Traditionally, Morocco returns to Daylight Savings Time a week after Ramadan.
Rabat – Moroccans and people residing in Morocco will have to set their clocks back to Greenwich Mean Time (GMT) on Sunday, April 11 at 3 a.m.
The country will suspend Daylight Savings Time exclusively for Ramadan.
Astronomical calculations predict the holy month will begin on April 14 in Morocco.
The Moroccan government is yet to confirm the starting date of Ramadan, awaiting observers from the Islamic Affairs Ministry to observe the crescent moon to signal the month’s arrival.
The time change comes in accordance with the Decree N 2-12-126 issued on Jumada I, 1433 (April 18, 2012).
Morocco will go back to the GMT+1 again a week after Ramadan.

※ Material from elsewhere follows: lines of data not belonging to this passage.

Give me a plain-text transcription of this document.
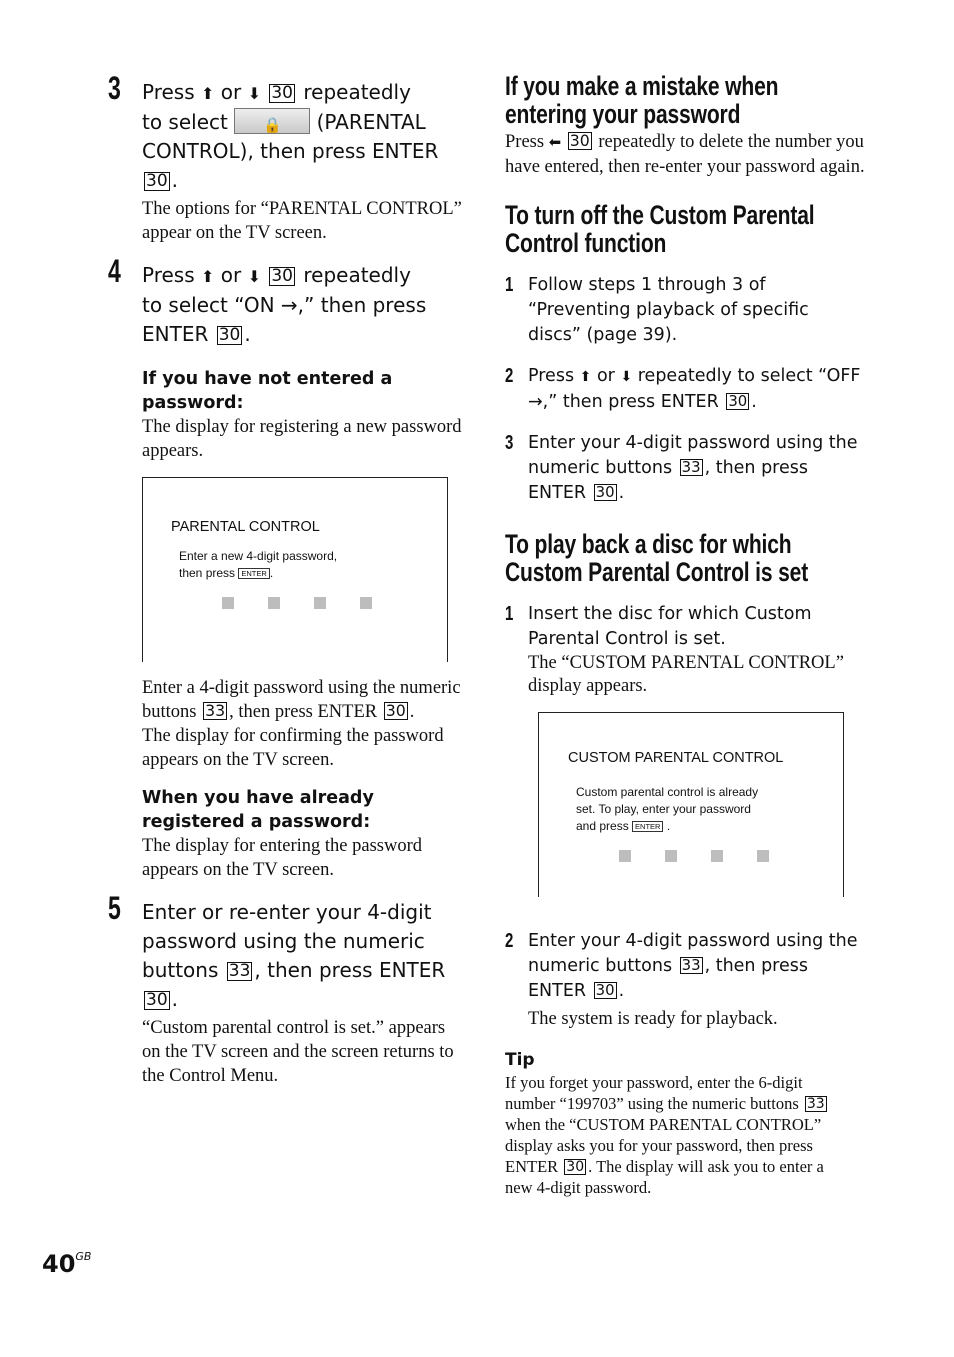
3 Press ⬆ or ⬇ 30 repeatedly
to select 🔒 (PARENTAL CONTROL), then press ENTER 30 .
The options for “PARENTAL CONTROL” appear on the TV screen.
4 Press ⬆ or ⬇ 30 repeatedly
to select “ON →,” then press ENTER 30 .
If you have not entered a password:
The display for registering a new password appears.
PARENTAL CONTROL
Enter a new 4-digit password,
then press ENTER .
Enter a 4-digit password using the numeric buttons 33 , then press ENTER 30 .
The display for confirming the password appears on the TV screen.
When you have already registered a password:
The display for entering the password appears on the TV screen.
5 Enter or re-enter your 4-digit password using the numeric buttons 33 , then press ENTER 30 .
“Custom parental control is set.” appears on the TV screen and the screen returns to the Control Menu.
If you make a mistake when entering your password
Press ⬅ 30 repeatedly to delete the number you have entered, then re-enter your password again.
To turn off the Custom Parental Control function
1 Follow steps 1 through 3 of “Preventing playback of specific discs” (page 39).
2 Press ⬆ or ⬇ repeatedly to select “OFF →,” then press ENTER 30 .
3 Enter your 4-digit password using the numeric buttons 33 , then press ENTER 30 .
To play back a disc for which Custom Parental Control is set
1 Insert the disc for which Custom Parental Control is set.
The “CUSTOM PARENTAL CONTROL” display appears.
CUSTOM PARENTAL CONTROL
Custom parental control is already
set. To play, enter your password
and press ENTER .
2 Enter your 4-digit password using the numeric buttons 33 , then press ENTER 30 .
The system is ready for playback.
Tip
If you forget your password, enter the 6-digit number “199703” using the numeric buttons 33 when the “CUSTOM PARENTAL CONTROL” display asks you for your password, then press ENTER 30 . The display will ask you to enter a new 4-digit password.
$40^{GB}$
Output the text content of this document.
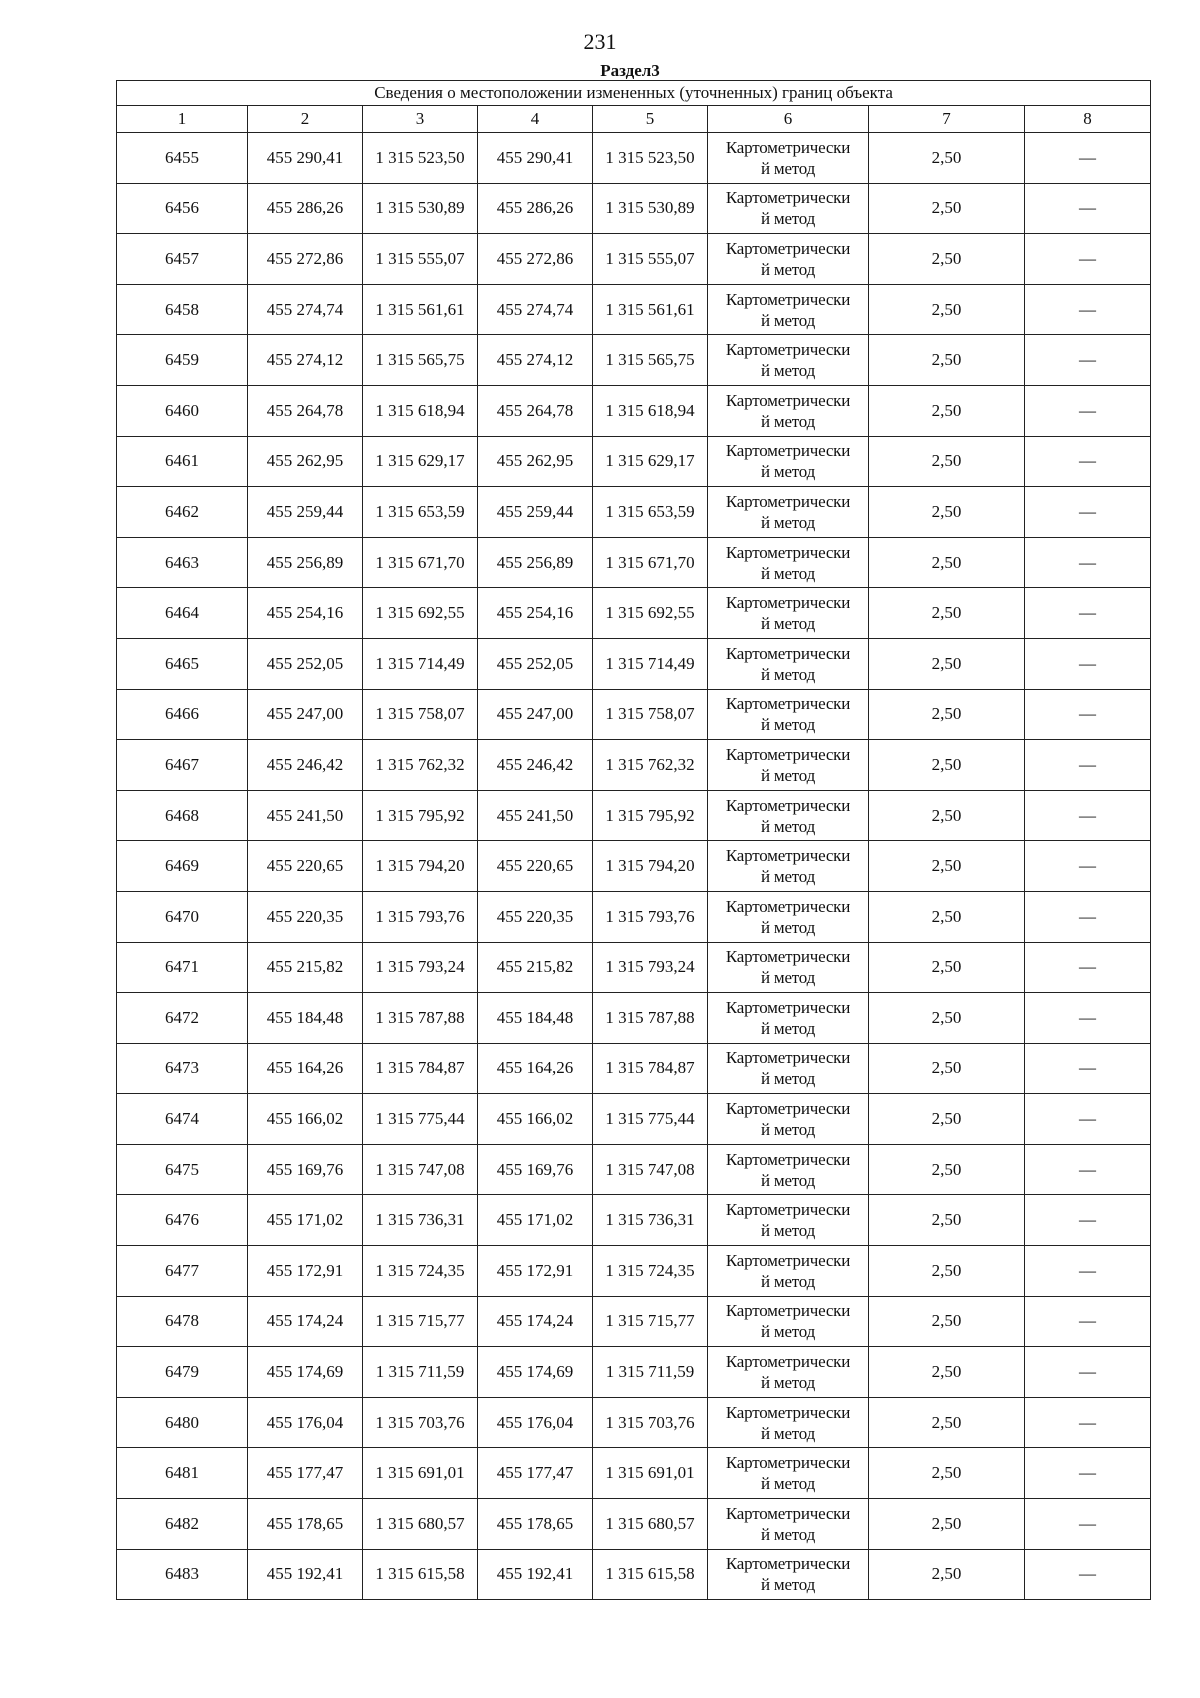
231
Раздел3
Сведения о местоположении измененных (уточненных) границ объекта							
1	2	3	4	5	6	7	8
6455	455 290,41	1 315 523,50	455 290,41	1 315 523,50	Картометрически
й метод	2,50	—
6456	455 286,26	1 315 530,89	455 286,26	1 315 530,89	Картометрически
й метод	2,50	—
6457	455 272,86	1 315 555,07	455 272,86	1 315 555,07	Картометрически
й метод	2,50	—
6458	455 274,74	1 315 561,61	455 274,74	1 315 561,61	Картометрически
й метод	2,50	—
6459	455 274,12	1 315 565,75	455 274,12	1 315 565,75	Картометрически
й метод	2,50	—
6460	455 264,78	1 315 618,94	455 264,78	1 315 618,94	Картометрически
й метод	2,50	—
6461	455 262,95	1 315 629,17	455 262,95	1 315 629,17	Картометрически
й метод	2,50	—
6462	455 259,44	1 315 653,59	455 259,44	1 315 653,59	Картометрически
й метод	2,50	—
6463	455 256,89	1 315 671,70	455 256,89	1 315 671,70	Картометрически
й метод	2,50	—
6464	455 254,16	1 315 692,55	455 254,16	1 315 692,55	Картометрически
й метод	2,50	—
6465	455 252,05	1 315 714,49	455 252,05	1 315 714,49	Картометрически
й метод	2,50	—
6466	455 247,00	1 315 758,07	455 247,00	1 315 758,07	Картометрически
й метод	2,50	—
6467	455 246,42	1 315 762,32	455 246,42	1 315 762,32	Картометрически
й метод	2,50	—
6468	455 241,50	1 315 795,92	455 241,50	1 315 795,92	Картометрически
й метод	2,50	—
6469	455 220,65	1 315 794,20	455 220,65	1 315 794,20	Картометрически
й метод	2,50	—
6470	455 220,35	1 315 793,76	455 220,35	1 315 793,76	Картометрически
й метод	2,50	—
6471	455 215,82	1 315 793,24	455 215,82	1 315 793,24	Картометрически
й метод	2,50	—
6472	455 184,48	1 315 787,88	455 184,48	1 315 787,88	Картометрически
й метод	2,50	—
6473	455 164,26	1 315 784,87	455 164,26	1 315 784,87	Картометрически
й метод	2,50	—
6474	455 166,02	1 315 775,44	455 166,02	1 315 775,44	Картометрически
й метод	2,50	—
6475	455 169,76	1 315 747,08	455 169,76	1 315 747,08	Картометрически
й метод	2,50	—
6476	455 171,02	1 315 736,31	455 171,02	1 315 736,31	Картометрически
й метод	2,50	—
6477	455 172,91	1 315 724,35	455 172,91	1 315 724,35	Картометрически
й метод	2,50	—
6478	455 174,24	1 315 715,77	455 174,24	1 315 715,77	Картометрически
й метод	2,50	—
6479	455 174,69	1 315 711,59	455 174,69	1 315 711,59	Картометрически
й метод	2,50	—
6480	455 176,04	1 315 703,76	455 176,04	1 315 703,76	Картометрически
й метод	2,50	—
6481	455 177,47	1 315 691,01	455 177,47	1 315 691,01	Картометрически
й метод	2,50	—
6482	455 178,65	1 315 680,57	455 178,65	1 315 680,57	Картометрически
й метод	2,50	—
6483	455 192,41	1 315 615,58	455 192,41	1 315 615,58	Картометрически
й метод	2,50	—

The GMT+1 decision to change clocks by one hour, also known as Daylight Savings Time (DST), previously took place every summer.
Morocco now adopts GMT+1 permanently.
The decision for permanence caused an uproar among citizens, who condemned the government’s lack of consultations on such issues with the public.
In June 2019, the Moroccan government issued a 24-page study about the positive impact of the decision.
During Ramadan 2021, Moroccans will not be able to leave their homes from 8 p.m. to 6 a.m., under a night curfew the government announced for the holy month.
On Wednesday, the government said it will maintain the night curfew it extended for two weeks on March 29 through Ramadan.
The measure seeks to prevent the spread of COVID-19 and its variants, the government argued.